Qualidade alterada

José Paulo Kupfer

20 de maio de 2014 | 12h26

O ingresso de capital externo já foi mais exuberante em anos recentes, mas ainda coloca o País em posição de destaque global. Mesmo tendo sido superado pela Rússia na segunda posição do ranking do fluxo de IED para economias emergentes, que é liderado a léguas de distância dos demais pela China, o Brasil mantém um honroso terceiro lugar.

Apesar do pessimismo com a economia brasileira, o investimento estrangeiro direto (IED) continua “surpreendendo”. Ainda que as previsões para os próximos anos apontem uma tendência de redução dos ingressos, os fluxos destinados ao mercado doméstico mantêm-se acima de US$ 60 bilhões ao ano, em torno do equivalente a 2,5% do PIB.

Dados quantitativos, porém, nunca contam toda a história – e, no caso, do IED, isso costuma ser particularmente verdadeiro. O perfil setorial dos ingressos, por exemplo, tem passado por alterações estruturais que alteram também sua qualidade. Como chama a atenção o Boletim Sobeet, de maio deste ano, o ingresso de IED, nas últimas três décadas, fez uma decidida migração da indústria para o setor de serviços.

Entidade que reúne pesquisadores, consultores e empresários em torno de estudos sobre os impactos da globalização na economia brasileira, a Sobeet revela preocupação com os efeitos dessa preferência nas próprias contas externas. “A crescente participação de segmentos voltados ao atendimento da demanda interna”, registra a Sobeet, “reduz a disponibilidade de recursos que poderiam ser aplicados em outras atividades que resultassem em ganhos de exportação.”

Como proporção dos estoques de IED, entre 1980 e 2011, e dos fluxos de ingressos externos diretos, no período de 2012 ao primeiro trimestre de 2014, verifica-se uma inversão nas posições da indústria e dos serviços. De 75% do total, em 1980, a parcela de IED destinada à indústria recuou para pouco mais de 20%, em março de 2014. Já os serviços, que representavam 22% do total, em 1980, agora respondem por 68% do volume ingressado.

É curioso como a destinação do IED acompanha as características do crescimento da economia e das apostas de política econômica, a cada período. Em cinco anos, entre 1995 e 2000 – ano em que, como consequência da aceleração das privatizações, com destaque para telecomunicações, transporte, energia e bancos, o volume de IED alcançou o equivalente a 5% do PIB -, os investimentos em serviços, em proporção do total, dobraram (de 31% para 64%), ao mesmo tempo em que os ingressos destinados à indústria reduziram-se à metade (de 67% para 34%).

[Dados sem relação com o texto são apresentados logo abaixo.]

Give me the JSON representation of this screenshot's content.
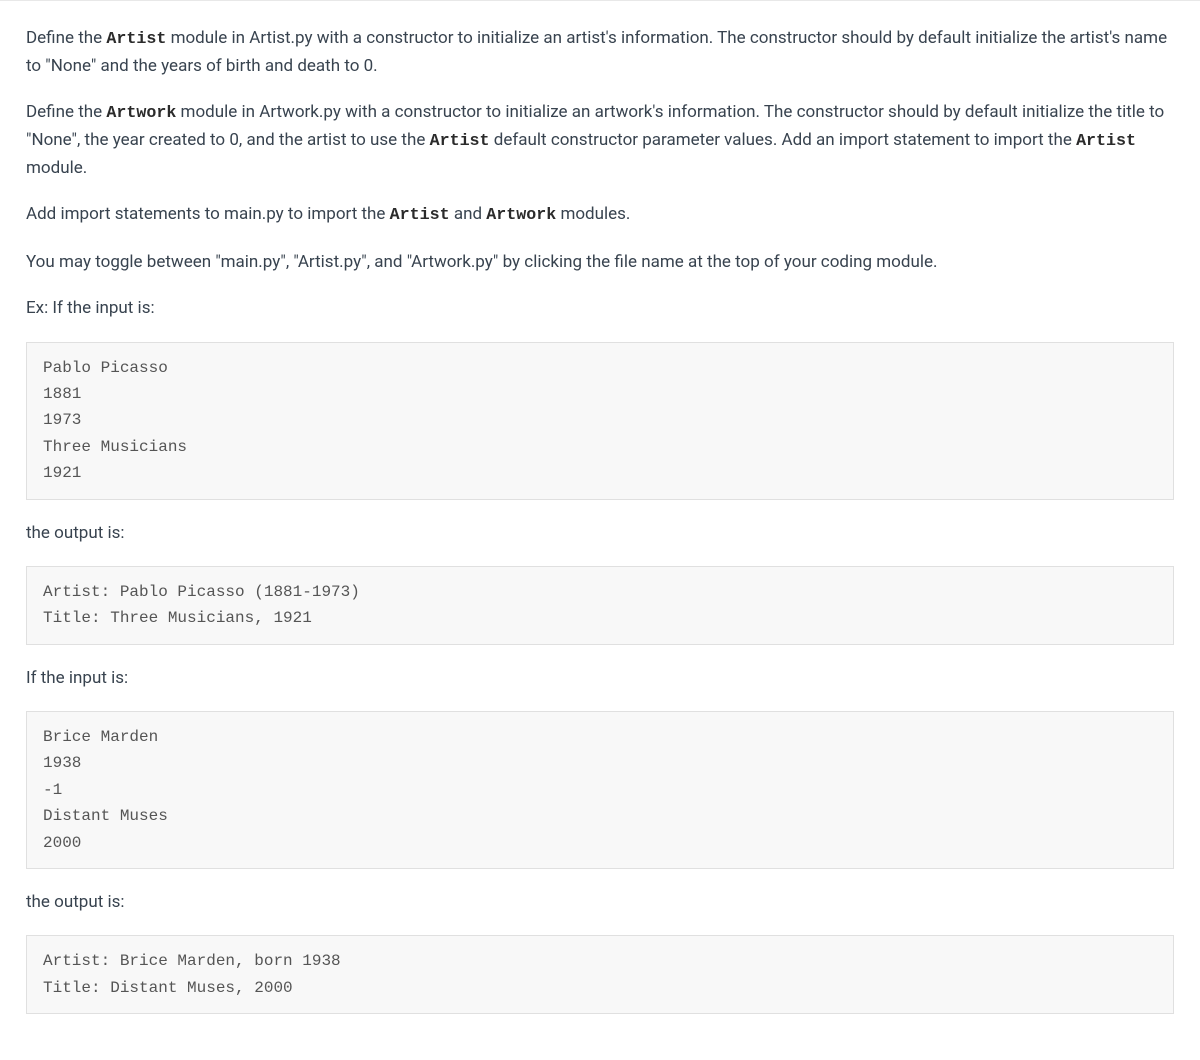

O recente incremento dos investimentos estrangeiros diretos no setor primário vai na mesma direção. A partir de 1980, e durante os 30 anos seguintes, a parcela de IED destinada ao setor primário ficou estável, entre 3% e 4% do total. A partir de 2010, porém, ocorreu um salto e os ingressos quadruplicaram, como porcentagem do total. Como ressalta o boletim da Sobeet, os recursos externos destinados ao setor primário se dirigem, na quase totalidade, para o segmento de petróleo e gás, na esteira da intensificação das atividades na área, com o pré-sal.

Além da concentração em segmentos “não comerciáveis”, voltados para o mercado doméstico, o ingresso de IED, em tempos mais recentes, com exceções sobretudo no setor automobilístico, dirigiu-se mais a aquisições de ativos existentes do que à criação de negócios ou ampliação de capacidade em negócios já implantados. Cerca de 60% do IED mais recente, de fato, representam apenas transferências de controle de ativos.

Essas novas características indicam perda de qualidade na contribuição do IED para a economia. Assim como, ao se concentrar em serviços, o investimento estrangeiro direto passou a contribuir menos para a expansão das exportações, concentrado em aquisições colabora menos para elevar a taxa de investimento.